Prima menzione dell'America, scoperta a Milano in un testo del 1340
«I marinai che percorrono i mari della Danimarca e della Norvegia dicono che oltre la Norvegia, verso settentrione, si trova l’Islanda. Più oltre c’è un’isola detta Grolandia. E ancora oltre, verso occidente, c’è una terra chiamata Marckalada. Gli abitanti del posto sono dei giganti: lì si trovano edifici di pietre così grosse che nessun uomo sarebbe in grado di metterle in posa, se non grandissimi giganti. Lì crescono alberi verdi e vivono moltissimi animali e uccelli. Però non c’è mai stato nessun marinaio che sia riuscito a sapere con certezza notizie su questa terra e sulle sue caratteristiche».
È un brano scritto dal domenicano Galvano Fiamma nel 1340, a Milano ed è contenuto nella sua "Cronica universalis". Dalla descrizione sembra di poter dedurre che il misterioso Paese di cui parla, Marckalada, è l’America. La scoperta è nata all'interno di un progetto didattico dell'Università Statale di Milano, cui hanno collaborato numerosi studenti di Lettere, ed è stata pubblicata sulla rivista statunitense "Terrae Incognitae" dedicata alla storia delle esplorazioni.
La data ufficiale della scoperta del continente americano, come è noto, è il 12 ottobre 1492 a opera di Cristoforo Colombo, 150 anni dopo della nota di Galvano Fiamma. In realtà esplorazioni sulle coste settentrionali dell'Atlantico erano già state compiute nei secoli precedenti da navigatori vichinghi, e hanno lasciato sporadiche tracce nei racconti semileggendari (così come leggendaria è la descrizione offerta dal domenicano) di alcune saghe norrene. La notizia dell'esistenza di terre al di là dell'Atlantico non era però mai stata documentata fino a questo momento fuori dalla Scandinavia, dove questa terra lontana era chiamata "Markland": la Marckalada di Fiamma.
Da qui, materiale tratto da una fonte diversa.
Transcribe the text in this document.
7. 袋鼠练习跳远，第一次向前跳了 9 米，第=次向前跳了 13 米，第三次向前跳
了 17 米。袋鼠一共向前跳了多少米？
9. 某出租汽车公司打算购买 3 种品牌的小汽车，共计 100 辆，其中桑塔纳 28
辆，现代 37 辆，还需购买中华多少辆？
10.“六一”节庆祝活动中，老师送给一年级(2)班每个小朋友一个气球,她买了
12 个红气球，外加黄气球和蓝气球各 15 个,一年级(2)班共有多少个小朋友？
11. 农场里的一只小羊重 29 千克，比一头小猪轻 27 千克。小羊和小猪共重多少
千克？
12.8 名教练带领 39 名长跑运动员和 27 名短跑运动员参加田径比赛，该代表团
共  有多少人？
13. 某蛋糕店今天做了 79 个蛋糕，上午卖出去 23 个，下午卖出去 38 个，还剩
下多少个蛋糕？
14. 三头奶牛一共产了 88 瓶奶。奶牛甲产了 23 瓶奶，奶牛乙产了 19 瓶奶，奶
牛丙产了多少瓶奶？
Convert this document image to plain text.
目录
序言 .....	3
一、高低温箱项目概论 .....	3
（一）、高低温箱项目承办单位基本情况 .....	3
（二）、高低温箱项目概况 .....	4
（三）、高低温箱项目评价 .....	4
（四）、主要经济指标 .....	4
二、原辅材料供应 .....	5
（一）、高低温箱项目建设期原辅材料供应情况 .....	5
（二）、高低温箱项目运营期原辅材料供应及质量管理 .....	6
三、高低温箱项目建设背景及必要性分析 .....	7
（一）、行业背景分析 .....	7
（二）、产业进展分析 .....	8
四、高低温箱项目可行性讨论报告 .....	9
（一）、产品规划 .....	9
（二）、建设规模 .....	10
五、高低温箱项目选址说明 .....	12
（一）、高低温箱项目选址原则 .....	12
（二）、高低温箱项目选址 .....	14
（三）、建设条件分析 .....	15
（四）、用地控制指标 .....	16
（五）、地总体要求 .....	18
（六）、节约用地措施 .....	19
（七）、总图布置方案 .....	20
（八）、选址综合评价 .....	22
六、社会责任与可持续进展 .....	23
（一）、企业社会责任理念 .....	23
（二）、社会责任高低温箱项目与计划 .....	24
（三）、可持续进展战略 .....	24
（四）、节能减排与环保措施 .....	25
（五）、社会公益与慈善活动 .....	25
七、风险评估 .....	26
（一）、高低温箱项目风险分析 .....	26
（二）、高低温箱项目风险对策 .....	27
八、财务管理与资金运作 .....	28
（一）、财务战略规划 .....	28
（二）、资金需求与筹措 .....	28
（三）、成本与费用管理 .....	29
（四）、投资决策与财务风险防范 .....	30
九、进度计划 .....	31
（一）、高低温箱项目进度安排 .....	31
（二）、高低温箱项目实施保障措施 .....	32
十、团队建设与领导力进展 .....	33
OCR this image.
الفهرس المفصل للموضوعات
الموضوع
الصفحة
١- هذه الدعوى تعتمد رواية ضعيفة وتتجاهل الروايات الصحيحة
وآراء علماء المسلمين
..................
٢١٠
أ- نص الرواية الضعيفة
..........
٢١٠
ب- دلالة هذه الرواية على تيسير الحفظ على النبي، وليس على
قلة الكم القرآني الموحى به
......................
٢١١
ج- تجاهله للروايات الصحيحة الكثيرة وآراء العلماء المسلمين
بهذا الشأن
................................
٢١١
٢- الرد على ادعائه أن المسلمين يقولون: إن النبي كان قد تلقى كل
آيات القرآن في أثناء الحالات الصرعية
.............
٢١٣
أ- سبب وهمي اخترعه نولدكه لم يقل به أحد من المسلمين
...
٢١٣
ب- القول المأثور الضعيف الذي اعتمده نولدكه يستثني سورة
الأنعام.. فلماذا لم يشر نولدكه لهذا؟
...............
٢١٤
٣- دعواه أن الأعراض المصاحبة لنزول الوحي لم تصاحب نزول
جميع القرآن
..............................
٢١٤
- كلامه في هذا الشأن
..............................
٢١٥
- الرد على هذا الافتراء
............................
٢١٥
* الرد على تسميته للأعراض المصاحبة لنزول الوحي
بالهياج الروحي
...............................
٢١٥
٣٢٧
È probabile che la notizia giunga a Galvano da Genova, città con cui lo scrittore aveva contatti, e che i marinai di cui si parla siano navigatori genovesi che commerciavano con le regioni del nord. L'interesse della scoperta sta nel fatto che riapre una questione lungamente dibattuta, ma sulla quale non vi era nessuna documentazione: se a Genova, prima di Colombo, circolassero informazioni sull'esistenza di terre oltreatlantiche, e se una eventuale notizia, anche vaga, della loro esistenza avesse reso più accettabile il rischio della spedizione del 1492.